Finding a fun way to get your body moving for a short period of time — also known as exercise snacks — can be just as effective.

“It’s not just about exercise. It’s about your peace of mind and quality of life.”

– Kate Lemmer, Senior Coach at Barry’s Chicago

They wear an outfit that makes them feel good.

There is something transformative about a really good set of exercises. Oyeneyin said her outfits also give her a little boost.

“I make myself wear my workout clothes,” she said. “Getting dressed is the first step for me – it signals to my whole body that it’s time.”

They blast off some good music before getting started.

“I’ve definitely been known to have a personal dance party before my workout,” Peloton trainer Hannah Corbin told HuffPost in an interview in March.

Putting on some tunes that not only get you excited but encourage you to dance can put you in a good void and help you relax before a workout.

They don’t push themselves to get the best performance.

You won’t be setting a personal record on every exercise—especially on the days when you’re not mentally sane. That’s fine. Just keep it simple.

“If I’m doing bench press, for example, I start on the bench with just a bar and then I’ll slowly start increasing the intensity with weights,” Santucci said. “I can’t give 100% every day, so on the days I don’t feel good, I’ll be a little easier.”

You don't need to set PR on every exercise.

Luis Alvarez via Getty Images

You don’t need to set PR on every exercise.

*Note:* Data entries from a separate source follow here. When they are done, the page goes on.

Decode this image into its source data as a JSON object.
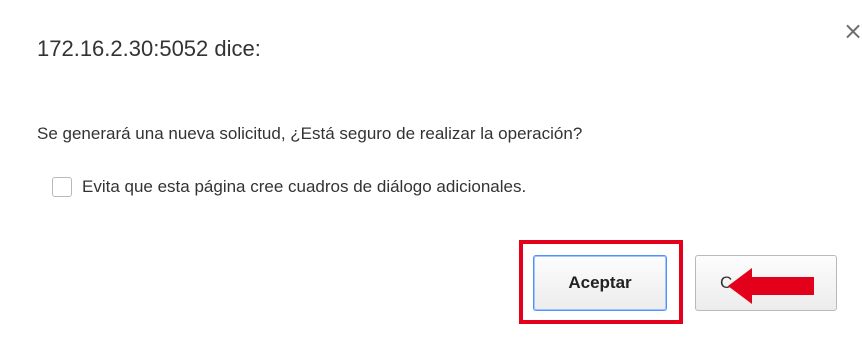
{
  "dialog": {
    "title": "172.16.2.30:5052 dice:",
    "message": "Se generará una nueva solicitud, ¿Está seguro de realizar la operación?",
    "suppress_label": "Evita que esta página cree cuadros de diálogo adicionales.",
    "suppress_checked": false,
    "close_icon": "×",
    "accept_label": "Aceptar",
    "cancel_label_visible": "C"
  },
  "annotations": {
    "highlight_color": "#e3001b",
    "arrow_color": "#e3001b",
    "arrow_icon": "arrow-left-icon"
  },
  "colors": {
    "focus_border": "#4d90fe",
    "text": "#333333"
  }
}
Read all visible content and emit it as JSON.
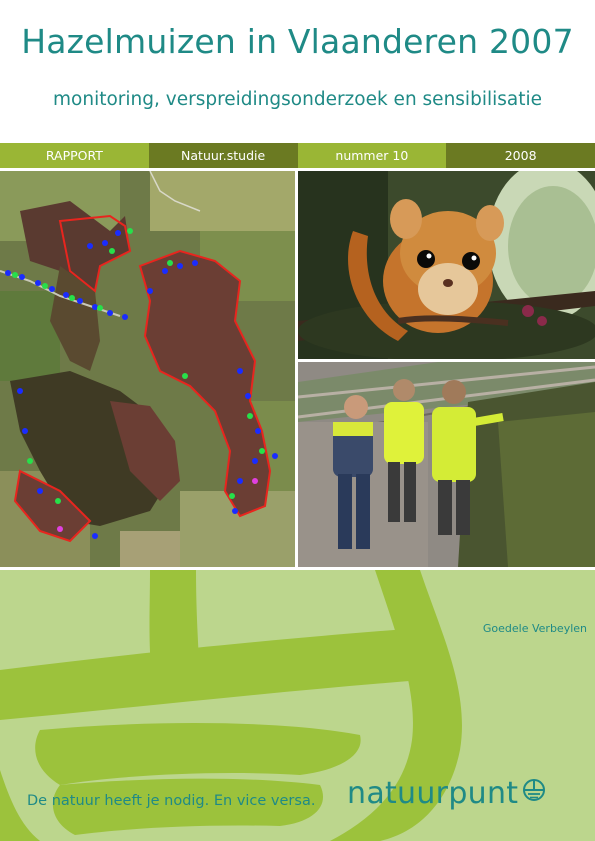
{
  "cover": {
    "title": "Hazelmuizen in Vlaanderen 2007",
    "subtitle": "monitoring, verspreidingsonderzoek en sensibilisatie"
  },
  "band": {
    "type": "RAPPORT",
    "series": "Natuur.studie",
    "number": "nummer 10",
    "year": "2008"
  },
  "photos": {
    "map": "aerial-map-with-survey-points",
    "animal": "hazel-dormouse",
    "fieldwork": "people-in-safety-vests-by-railway"
  },
  "author": "Goedele Verbeylen",
  "slogan": "De natuur heeft je nodig. En vice versa.",
  "logo": {
    "text": "natuurpunt",
    "icon": "natuurpunt-logo-icon"
  },
  "colors": {
    "teal": "#1f8a86",
    "band_light": "#9ab635",
    "band_dark": "#6b7a22",
    "bottom_bg": "#bcd68d",
    "bottom_brush": "#9cc23c"
  }
}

They stretch or find a gentle way to move their body.

Corbin said she always prioritizes stretching and foam rolling, noting that it consistently makes her feel good every day. “I often use a foam roller and activate my muscles so that I feel really strong and grounded rather than in pain like I’m pulling my foot,” she said.

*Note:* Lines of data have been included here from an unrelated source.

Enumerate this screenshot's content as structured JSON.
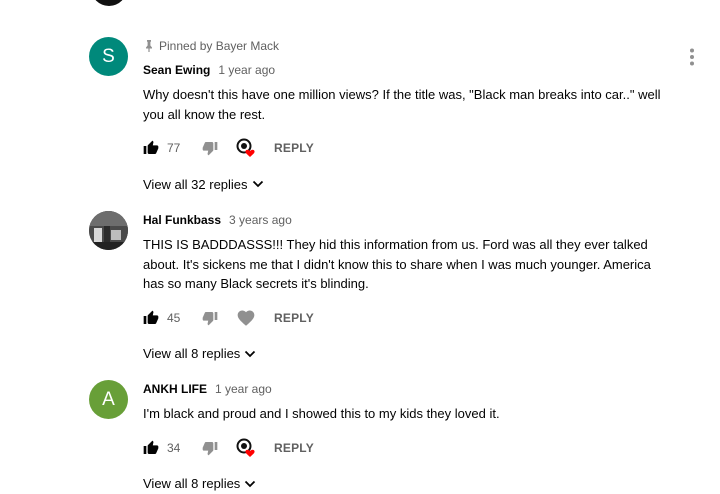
{
  "comments": [
    {
      "avatar_letter": "S",
      "avatar_color": "#00897b",
      "pinned_text": "Pinned by Bayer Mack",
      "author": "Sean Ewing",
      "time": "1 year ago",
      "text": "Why doesn't this have one million views? If the title was, \"Black man breaks into car..\" well you all know the rest.",
      "likes": "77",
      "reply_label": "REPLY",
      "replies_label": "View all 32 replies"
    },
    {
      "author": "Hal Funkbass",
      "time": "3 years ago",
      "text": "THIS IS BADDDASSS!!! They hid this information from us. Ford was all they ever talked about. It's sickens me that I didn't know this to share when I was much younger. America has so many Black secrets it's blinding.",
      "likes": "45",
      "reply_label": "REPLY",
      "replies_label": "View all 8 replies"
    },
    {
      "avatar_letter": "A",
      "avatar_color": "#689f38",
      "author": "ANKH LIFE",
      "time": "1 year ago",
      "text": "I'm black and proud and I showed this to my kids they loved it.",
      "likes": "34",
      "reply_label": "REPLY",
      "replies_label": "View all 8 replies"
    }
  ],
  "icons": {
    "like": "thumbs-up-icon",
    "dislike": "thumbs-down-icon",
    "creator_heart": "creator-heart-icon",
    "heart": "heart-icon",
    "chevron": "chevron-down-icon",
    "menu": "more-vert-icon",
    "pin": "pin-icon"
  }
}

Gentle stretching exercises, such as the fourth form or hip stretches, are excellent for giving your body some fluidity if you don’t want to fully exercise.

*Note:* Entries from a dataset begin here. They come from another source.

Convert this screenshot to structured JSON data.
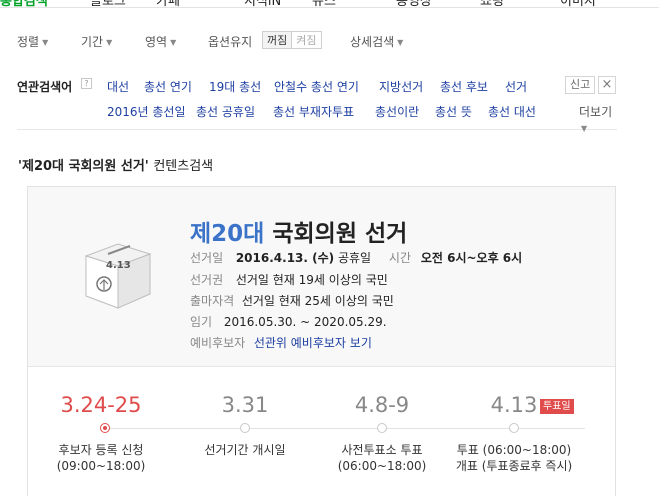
{
  "topnav": {
    "items": [
      "통합검색",
      "블로그",
      "카페",
      "지식iN",
      "뉴스",
      "동영상",
      "쇼핑",
      "이미지"
    ]
  },
  "options": {
    "sort": "정렬",
    "period": "기간",
    "area": "영역",
    "option_keep": "옵션유지",
    "toggle_off": "꺼짐",
    "toggle_on": "켜짐",
    "detail": "상세검색"
  },
  "related": {
    "title": "연관검색어",
    "help": "?",
    "keywords_row1": [
      "대선",
      "총선 연기",
      "19대 총선",
      "안철수 총선 연기",
      "지방선거",
      "총선 후보",
      "선거"
    ],
    "keywords_row2": [
      "2016년 총선일",
      "총선 공휴일",
      "총선 부재자투표",
      "총선이란",
      "총선 뜻",
      "총선 대선"
    ],
    "report": "신고",
    "close": "×",
    "more": "더보기"
  },
  "content_search": {
    "quoted": "'제20대 국회의원 선거'",
    "suffix": "컨텐츠검색"
  },
  "election": {
    "title_num": "제20대",
    "title_rest": "국회의원 선거",
    "ballot_label": "4.13",
    "date_label": "선거일",
    "date_value": "2016.4.13. (수)",
    "holiday": "공휴일",
    "time_label": "시간",
    "time_value": "오전 6시~오후 6시",
    "voters_label": "선거권",
    "voters_value": "선거일 현재 19세 이상의 국민",
    "candidacy_label": "출마자격",
    "candidacy_value": "선거일 현재 25세 이상의 국민",
    "term_label": "임기",
    "term_value": "2016.05.30. ~ 2020.05.29.",
    "precandidate_label": "예비후보자",
    "precandidate_link": "선관위 예비후보자 보기"
  },
  "timeline": {
    "steps": [
      {
        "date": "3.24-25",
        "label1": "후보자 등록 신청",
        "label2": "(09:00~18:00)"
      },
      {
        "date": "3.31",
        "label1": "선거기간 개시일",
        "label2": ""
      },
      {
        "date": "4.8-9",
        "label1": "사전투표소 투표",
        "label2": "(06:00~18:00)"
      },
      {
        "date": "4.13",
        "label1": "투표 (06:00~18:00)",
        "label2": "개표 (투표종료후 즉시)"
      }
    ],
    "badge": "투표일"
  }
}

They find a fun way to navigate that feels more like playing.

Fitness gets easier when it’s an activity that you don’t hate. For Noah Neiman, co-founder of Rumble Boxing and Rumble Training in New York, that means hitting the bag.

“If I only had a few minutes to train, my goal would be jump rope and box,” Nieman told HuffPost in a 2021 interview. “I believe in therapy [power] From fighting training a lot … joint treatment I call it “.

Spend some time discovering fun exercises that don’t feel like working in your favor. That could mean dancing around your living room with some good music, playing a hula hop or doing a class about a certain topic. Finding fun in exercise is essential.

Finally, they focus on themselves in the future.

“Do you remember you learned about inertia in science in middle school? Stay with me here. I think about it all the time. The act of continuing to remain in a state of rest, or regular rectilinear motion until you are affected by an opposing force,” said Lemerre.

“If I don’t want to go to the gym and skip a day instead of doing a planned training session, I’m breaking my momentum,” she continued. “The reboot procedure is often more difficult than the exercise itself. On the days when I don’t really feel like it, I don’t push myself to get the best workout, I encourage myself to move around for consistency, so the next workout is a lot easier.”